Par Elsa Girard-Basset | Journaliste web
À l’heure où il regarde davantage derrière lui que devant, Alain Souchon a choisi de se raconter sans fard. Dans un livre intime, le chanteur revient sur une souffrance longtemps tue, omniprésente, et souvent incomprise. Un mal invisible qui a façonné son quotidien autant que son rapport au monde. Et dont il parle aujourd’hui avec une rare sincérité.
Figure incontournable de la chanson française, Alain Souchon traverse les décennies avec une popularité intacte et des titres entrés dans le patrimoine collectif. Né à Casablanca, longtemps associé à Laurent Voulzy, l’auteur-compositeur a pourtant dû composer, loin des projecteurs, avec une fragilité tenace. Derrière la nonchalance apparente et la douceur des mélodies, l’homme a mené un combat discret mais constant, dès l’enfance.
Car si l’interprète de « Foule sentimentale » affiche encore une belle énergie sur scène, notamment aux côtés de ses fils, une ombre n’a jamais cessé de l’accompagner. Depuis toujours, Alain Souchon souffre de migraines sévères, héritées de son histoire familiale, qui ont profondément marqué sa vie personnelle comme professionnelle. Une réalité qu’il n’avait jamais vraiment détaillée jusqu’à présent.

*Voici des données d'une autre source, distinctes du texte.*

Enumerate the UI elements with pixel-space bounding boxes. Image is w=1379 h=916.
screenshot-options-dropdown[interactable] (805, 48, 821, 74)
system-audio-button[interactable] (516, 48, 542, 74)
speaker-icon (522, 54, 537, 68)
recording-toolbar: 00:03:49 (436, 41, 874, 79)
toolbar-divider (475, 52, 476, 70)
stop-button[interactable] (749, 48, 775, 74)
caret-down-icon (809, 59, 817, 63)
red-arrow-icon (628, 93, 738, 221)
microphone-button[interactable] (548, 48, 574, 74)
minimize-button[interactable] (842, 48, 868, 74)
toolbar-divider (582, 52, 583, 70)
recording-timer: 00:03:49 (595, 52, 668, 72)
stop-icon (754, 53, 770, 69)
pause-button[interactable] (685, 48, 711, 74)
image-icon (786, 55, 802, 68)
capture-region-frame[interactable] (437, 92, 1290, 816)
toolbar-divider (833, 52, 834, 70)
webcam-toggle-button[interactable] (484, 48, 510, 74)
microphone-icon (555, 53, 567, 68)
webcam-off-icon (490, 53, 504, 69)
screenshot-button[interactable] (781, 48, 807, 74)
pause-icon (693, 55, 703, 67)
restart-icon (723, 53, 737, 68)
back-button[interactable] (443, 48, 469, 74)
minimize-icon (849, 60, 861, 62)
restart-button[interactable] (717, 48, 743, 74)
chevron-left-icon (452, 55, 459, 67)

C’est dans sa biographie intitulée « La vie c’est du théâtre et des souvenirs » que l’artiste a décidé de revenir longuement sur ce mal chronique, évoquant ses premières années et l’impact de ces douleurs récurrentes :
« J’ai passé ma vie à voir des médecins à cause de cela. Quand j’étais enfant, je me sentais plus fragile à cause des migraines. Comme mon grand-père et ma grand-mère en avaient aussi, ils m’envoyaient me coucher dans le noir, un gant de toilette sur la tête. »
Des crises difficiles à anticiper, parfois incapacitantes, qui n’épargnaient ni le quotidien ni la scène. Celui que l’on associe souvent à une forme de légèreté confie combien ces épisodes le coupaient littéralement du monde, au point de rendre certaines prestations particulièrement éprouvantes. Dans ce même ouvrage, Alain Souchon se souvient notamment d’un concert resté gravé dans sa mémoire pour de mauvaises raisons :
« Quand on a des migraines, on est en dehors du monde. Tout vous gêne : le moindre bruit, la moindre lumière. Il y a vingt ans, à St-Quentin, j’ai chanté avec une forte migraine. Un cauchemar. »
Un témoignage qui résonne chez de nombreux Français, tant les migraines touchent une large part de la population, sans solution définitive à ce jour. Malgré tout, le chanteur n’a jamais cessé de monter sur scène ni de créer, refusant que cette souffrance prenne le dessus sur sa vocation.
Longtemps resté pudique sur le sujet, Alain Souchon a finalement choisi de mettre des mots sur ce combat silencieux. Une parole tardive mais précieuse, qui rappelle que derrière les figures les plus familières se cachent parfois des épreuves durables, affrontées avec une discrétion exemplaire.